Should Judicial Deference To The SEC Be Strong, Weak or Non-Existent?
Tuesday, December 9, 2014

This post yesterday by Broc Romanek alerted me to Judge Leonard P. Stark’s recent opinion in Trinity Wall Street v. Wal-Mart Stores, Inc., 2014 U.S. Dist. LEXIS 165431 (D. Del. Nov. 26, 2014).  The case involved Wal-Mart’s decision to exclude a shareholder proposal from its 2014 proxy statement after receiving favorable no-action advice from the staff of the Securities and Exchange Commission.  Judge Stark concluded:

  • The Court has jurisdiction to hear the shareholder’s claim with respect to Wal-Mart’s 2014 proxy statement.  Even though the meeting has already been held, the claim “presents a type of dispute that would otherwise evade review yet is capable of repetition”.

  • The Court lacks jurisdiction with respect to the shareholder’s challenge to the 2015 proxy statement because the dispute is not ripe.

  • The shareholder’s proposal should not have been excluded from Wal-Mart’s 2014 proxy statement.

In addressing the merits of the shareholder’s claim with respect to the 2014 proxy statement, Judge Stark seemed to sidestep the question of the degree of deference, if any, a court should pay to the SEC staff’s determination. In an earlier post, I described the strong deference, known as Chevron deference, that the Supreme Court applies to an agency’s construction of a statute that it administers.  Chevron, U.S.A., Inc. v. Natural Resources Defense Council, Inc., 467 U.S. 837 (1984).  Why wasn’t Chevron deference required here?

The courts generally apply Chevron deference to interpretations adopted after either notice-and-comment rulemaking or formal adjudication.  The Rule 14-8 process is a staff decision that does not involve the formalities of either notice-and-comment or formal adjudications.  This lack of formality does not automatically debar Rule 14a-8 no-action letters from receiving Chevron deference.  In Mead v. United States, 533 U.S. 218 (2001), the Supreme Court enunciated the following test for the application of strong deference:

administrative implementation of a particular statutory provision qualifies for Chevrondeference when it appears that Congress delegated authority to the agency generally to make rules carrying the force of law, and that the agency interpretation claiming deference was promulgated in the exercise of that authority.

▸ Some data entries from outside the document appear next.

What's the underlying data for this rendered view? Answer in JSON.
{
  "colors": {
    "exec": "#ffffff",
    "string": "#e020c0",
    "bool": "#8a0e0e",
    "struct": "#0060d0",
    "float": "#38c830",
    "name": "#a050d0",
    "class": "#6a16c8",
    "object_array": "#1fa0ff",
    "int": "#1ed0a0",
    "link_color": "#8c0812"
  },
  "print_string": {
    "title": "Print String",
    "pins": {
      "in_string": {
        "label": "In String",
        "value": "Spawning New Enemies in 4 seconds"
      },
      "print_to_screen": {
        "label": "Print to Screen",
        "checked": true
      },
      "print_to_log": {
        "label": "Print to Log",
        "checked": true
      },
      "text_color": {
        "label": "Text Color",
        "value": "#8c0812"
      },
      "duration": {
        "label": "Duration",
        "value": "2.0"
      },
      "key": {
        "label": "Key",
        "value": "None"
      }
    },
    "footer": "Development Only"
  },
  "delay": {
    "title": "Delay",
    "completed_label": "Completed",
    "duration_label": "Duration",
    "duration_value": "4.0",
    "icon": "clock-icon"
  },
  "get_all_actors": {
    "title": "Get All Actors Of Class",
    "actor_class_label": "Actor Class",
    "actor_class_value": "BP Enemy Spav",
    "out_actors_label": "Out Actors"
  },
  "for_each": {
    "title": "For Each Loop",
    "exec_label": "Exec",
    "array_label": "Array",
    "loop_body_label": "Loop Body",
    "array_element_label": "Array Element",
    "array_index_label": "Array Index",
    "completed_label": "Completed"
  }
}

533 U.S. at 226-27. Mead involved ruling letters classifying goods for tariff purposes.  The Customs Service issued thousands of these letters each year.  Although the Supreme Court found that they were not entitled to Chevron deference, it did not hold that no deference was due at all.  Instead, it held, in an opinion by Justice Souter, that the tariff letters were entitled to the weak deference described in Skidmore v. Swift & Co., 323 U.S. 134 (1944):

We consider that the rulings, interpretations and opinions of the Administrator under this Act, while not controlling upon the courts by reason of their authority, do constitute a body of experience and informed judgment to which courts and litigants may properly resort for guidance.  The weight of such a judgment in a particular case will depend upon the thoroughness evident in its consideration, the validity of its reasoning, its consistency with earlier and later pronouncements, and all those factors which give it power to persuade, if lacking power to control.

323 U.S. at 140. Justice Antonin Scalia was at all happy with Mead.  Below are some choice excerpts from his dissent:

Today’s opinion makes an avulsive change in judicial review of federal administrative action.

The principal effect will be protracted confusion.

Another practical effect of today’s opinion will be an artificially induced increase in informal rulemaking.  Buy stock in the GPO.

Worst of all, the majority’s approach will lead to the ossification of large portions of our statutory law.

Surprisingly, Judge Stark’s opinion makes no mention of Chevron, Skidmore or Mead.